Ringfort (Cashel), Capnagower, Co. Mayo
Co. Mayo |
Ringforts
The entrance to this cashel on Clare Island does something most ringfort gateways do not: its jambs splay outward, widening from 1.2 metres at the inner face to 1.9 metres at the outer.
It is a small but genuinely odd detail in an otherwise rough-built drystone enclosure, and it sits within a cluster of monuments, including a holy well, a stone altar, a cell, and a nearby mound, that together suggest a place of some accumulated significance. The cashel, a term for a roughly circular stone-walled enclosure of the kind found across early medieval Ireland, occupies a level but frequently waterlogged patch of pasture in Capnagower, looking out toward the shoreline and Kinnacorra Point some 250 metres away.

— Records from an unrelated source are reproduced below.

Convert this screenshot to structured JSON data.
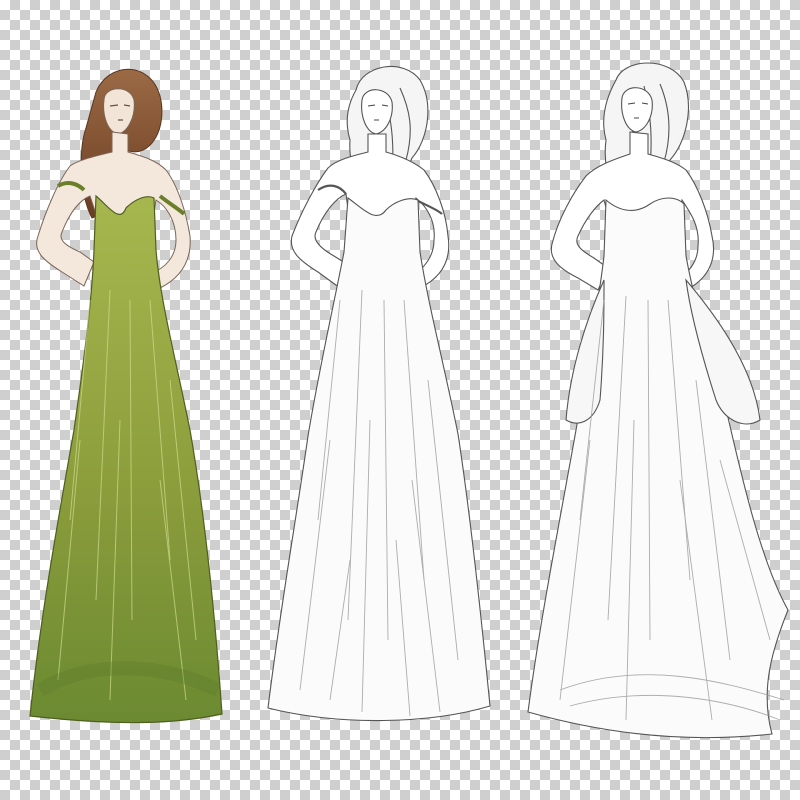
{
  "scene": {
    "background": "transparency-checkerboard",
    "figures": [
      {
        "name": "green-gown-figure",
        "style": "colored sketch",
        "dress_color": "#8a9b3d",
        "hair_color": "#7a4a2b"
      },
      {
        "name": "white-gown-figure",
        "style": "pencil sketch",
        "dress_color": "#f4f4f4"
      },
      {
        "name": "draped-gown-figure",
        "style": "pencil sketch",
        "dress_color": "#f4f4f4"
      }
    ]
  }
}
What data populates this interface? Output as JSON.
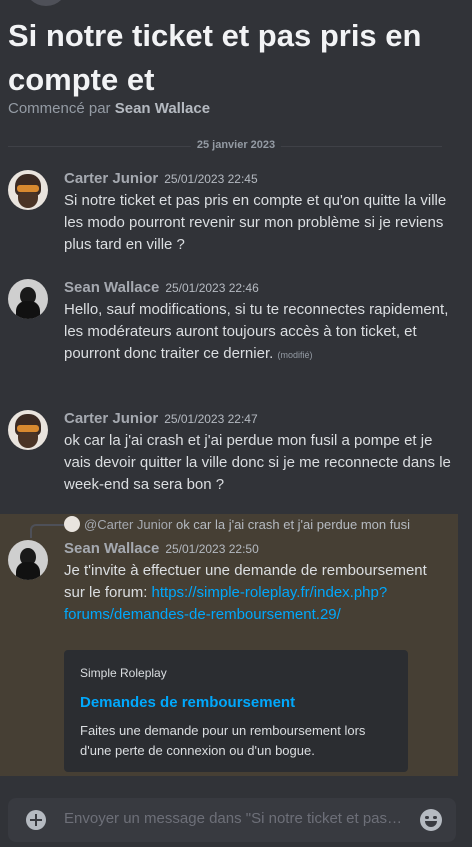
{
  "thread": {
    "title": "Si notre ticket et pas pris en compte et",
    "started_prefix": "Commencé par ",
    "started_by": "Sean Wallace"
  },
  "date_divider": "25 janvier 2023",
  "messages": [
    {
      "author": "Carter Junior",
      "timestamp": "25/01/2023 22:45",
      "text": "Si notre ticket et pas pris en compte et qu'on quitte la ville les modo pourront revenir sur mon problème  si je reviens plus tard en ville ?"
    },
    {
      "author": "Sean Wallace",
      "timestamp": "25/01/2023 22:46",
      "text": "Hello, sauf modifications, si tu te reconnectes rapidement, les modérateurs auront toujours accès à ton ticket, et pourront donc traiter ce dernier.",
      "edited": "(modifié)"
    },
    {
      "author": "Carter Junior",
      "timestamp": "25/01/2023 22:47",
      "text": "ok car la j'ai crash et j'ai perdue mon fusil a pompe et je vais devoir quitter la ville donc si je me reconnecte dans le week-end sa sera bon ?"
    },
    {
      "author": "Sean Wallace",
      "timestamp": "25/01/2023 22:50",
      "reply_to": {
        "author": "@Carter Junior",
        "excerpt": "ok car la j'ai crash et j'ai perdue mon fusil a pompe"
      },
      "text": "Je t'invite à effectuer une demande de remboursement sur le forum: ",
      "link": "https://simple-roleplay.fr/index.php?forums/demandes-de-remboursement.29/",
      "embed": {
        "provider": "Simple Roleplay",
        "title": "Demandes de remboursement",
        "description": "Faites une demande pour un remboursement lors d'une perte de connexion ou d'un bogue."
      }
    }
  ],
  "composer": {
    "placeholder": "Envoyer un message dans \"Si notre ticket et pas pris en compte et\""
  },
  "icons": {
    "attach": "plus-circle-icon",
    "emoji": "emoji-smile-icon"
  },
  "colors": {
    "background": "#313338",
    "link": "#00a8fc",
    "highlight": "#463f34"
  }
}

The 1840 Ordnance Survey map shows the enclosure as a small trapezoidal shape, roughly 15 by 12 metres, which means that by the time the antiquary T. J. Westropp visited for the first Clare Island Survey in 1911, the structure had already been substantially altered. Westropp noted that it was "evidently rebuilt, even in recent times", observing that the western and southern walls had been heavily reworked while the foundations and set slabs remained in place and the northern and eastern portions retained more of their original fabric. He described the plan as "irregularly quadrilateral, with rounded corners"; it is now understood as roughly circular, measuring about 17 metres across in each direction. The double-faced drystone wall, built largely of large limestone blocks with some sandstone visible especially near the entrance, survives well along the southern and western arc but has collapsed considerably elsewhere. In one eastern stretch, the only indicators of the wall's former line are two massive upright slabs still standing to 0.65 metres. Where Westropp once found a bushy hollow, the enclosure is now clear of any shrubby vegetation. Local tradition associates the whole cluster of monuments here with Granuaile, the sixteenth-century seafaring figure Grace O'Malley, whose connections to Clare Island are deep and long-remembered.